第7話 海丘組

 小学校四年生の頃だったと入夏は記憶している。入夏という名前の珍しさからか、周りより小さかったせいか、母親がいなかったせいか、入夏は高学年に目を付けられていた。荷物を持たされたり、物を隠されたりした。酷い時は殴られたり、蹴られたりした。

 その日は酷い時だった。夕暮れ時の公園で数人の男子が入夏を囲んで殴ったり、蹴ったりしているのだ。入夏は丸まって只々それを耐え抜いていた。

「やめないか!みっともない!」

 突然、力強い声が公園に響いた。入夏が顔を上げると、学ランを着た逞しい男子高校生が立っていた。顔や手には手当てをした形跡があり、どう考えても喧嘩帰りのヤンキーだった。

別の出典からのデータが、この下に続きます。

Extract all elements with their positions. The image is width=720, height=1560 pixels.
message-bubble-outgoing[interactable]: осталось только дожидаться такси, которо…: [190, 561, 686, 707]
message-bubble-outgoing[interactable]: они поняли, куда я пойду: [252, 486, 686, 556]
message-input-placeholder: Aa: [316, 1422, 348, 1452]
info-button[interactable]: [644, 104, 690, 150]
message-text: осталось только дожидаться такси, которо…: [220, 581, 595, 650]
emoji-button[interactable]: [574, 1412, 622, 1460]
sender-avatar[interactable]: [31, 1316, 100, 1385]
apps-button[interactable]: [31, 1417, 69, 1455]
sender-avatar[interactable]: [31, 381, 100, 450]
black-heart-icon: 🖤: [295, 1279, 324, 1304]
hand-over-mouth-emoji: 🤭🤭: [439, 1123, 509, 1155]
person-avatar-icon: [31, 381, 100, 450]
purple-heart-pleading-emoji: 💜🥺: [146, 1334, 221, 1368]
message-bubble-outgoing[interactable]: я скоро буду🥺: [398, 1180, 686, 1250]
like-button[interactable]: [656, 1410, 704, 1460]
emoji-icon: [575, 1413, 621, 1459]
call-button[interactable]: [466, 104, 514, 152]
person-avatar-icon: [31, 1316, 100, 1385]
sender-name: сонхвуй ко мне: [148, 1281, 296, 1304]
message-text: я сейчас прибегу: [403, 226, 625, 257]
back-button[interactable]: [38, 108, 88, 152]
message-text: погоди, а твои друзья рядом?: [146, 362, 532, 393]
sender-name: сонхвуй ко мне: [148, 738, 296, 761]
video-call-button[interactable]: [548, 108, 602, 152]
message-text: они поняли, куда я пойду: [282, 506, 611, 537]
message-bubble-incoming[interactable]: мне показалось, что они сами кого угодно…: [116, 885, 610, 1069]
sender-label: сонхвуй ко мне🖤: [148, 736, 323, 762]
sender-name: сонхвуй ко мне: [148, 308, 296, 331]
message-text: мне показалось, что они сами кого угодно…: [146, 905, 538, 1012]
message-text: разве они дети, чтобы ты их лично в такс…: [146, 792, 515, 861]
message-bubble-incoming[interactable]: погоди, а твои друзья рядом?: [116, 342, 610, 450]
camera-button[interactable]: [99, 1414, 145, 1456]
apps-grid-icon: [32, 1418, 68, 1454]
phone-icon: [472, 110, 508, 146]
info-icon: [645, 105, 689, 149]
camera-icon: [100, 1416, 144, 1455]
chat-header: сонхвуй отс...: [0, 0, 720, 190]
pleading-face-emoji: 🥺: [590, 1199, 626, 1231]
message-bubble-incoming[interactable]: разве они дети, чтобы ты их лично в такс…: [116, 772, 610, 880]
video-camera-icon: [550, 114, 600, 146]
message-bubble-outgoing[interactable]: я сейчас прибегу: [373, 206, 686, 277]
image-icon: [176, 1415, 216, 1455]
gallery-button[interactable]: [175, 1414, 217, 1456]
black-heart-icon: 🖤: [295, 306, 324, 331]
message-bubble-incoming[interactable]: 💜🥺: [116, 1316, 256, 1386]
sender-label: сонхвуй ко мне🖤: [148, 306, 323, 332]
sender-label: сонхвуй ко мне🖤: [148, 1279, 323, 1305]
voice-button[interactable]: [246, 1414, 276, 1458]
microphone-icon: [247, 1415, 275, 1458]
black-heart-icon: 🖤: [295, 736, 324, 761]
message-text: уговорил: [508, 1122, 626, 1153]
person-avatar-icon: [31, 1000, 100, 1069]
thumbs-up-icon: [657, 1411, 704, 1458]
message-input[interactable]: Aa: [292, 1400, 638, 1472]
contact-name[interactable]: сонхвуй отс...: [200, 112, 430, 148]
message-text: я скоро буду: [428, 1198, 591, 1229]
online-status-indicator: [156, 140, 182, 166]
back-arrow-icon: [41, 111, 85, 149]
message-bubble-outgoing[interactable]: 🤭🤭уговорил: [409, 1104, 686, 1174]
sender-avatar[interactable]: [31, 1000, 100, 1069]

「一人の人間に複数人で暴力行為をするなど情けない!お前達、喧嘩をするならもっと正々堂々と喧嘩しろ!」

 男子高校生が一喝すると、いじめっ子たちは逃げて行った。

「大丈夫か?」

 大きな手を差し出され、入夏は目を輝かせて男子高校生の手を掴んだ。

「お兄ちゃん、ヒーローみたいだね」

 入夏を立たせ、服の汚れをとっている男子高校生が聞き返す。

「ヒーロー?」

「うん」

「そうかぁ?」

「うん!」

 入夏が笑顔で答えると、男子高校生は照れたように入夏の頭を撫でた。

「ま、ヒーローになってやろう!でも、俺はヒーローではなく、サイキョウになりたいのだ」

「サイキョウ?」

「あぁ!サイキョウだ!」

「強いってことでしょ?どうやってなるの?」

「簡単だ!絶勝学園第一高等学校に入学すればいい!」

「ぜっしょ?」

「絶勝学園第一高等学校だ!」

「ぜっしょーがくえんだいいちこうとうがっこう?」

「そうだ!」

「そこに行けば、俺も強くなれる?」

「あぁ、なれるぞ!」

「俺もそこに行こうかな」

「少年、君は強くなりたいのか?」

「うん」

「それならば、入学したら派閥のリーダーになるといい!」

「リーダー?」

「そうさ!リーダーこそ学園で最もサイキョウの生徒に近いのさ!」

「お兄ちゃんはリーダー?」

「そうだぞ!我が海丘組かいきゅうぐみは強いぞ!」

 男子高校生は目を輝かせて入夏の肩を掴んだ。

「少年!もし、俺と同じ高校に来るのであれば、楽しみにしているぞ!俺は一足早くサイキョウになっているがな!」

 男子高校生はそう笑うと、もう一度入夏の頭を撫でた。

「うん!俺、行くよ!」

「そうか!頑張れよ!じゃあな!」

 大きな後ろ姿に、入夏は初めて憧れを抱いた。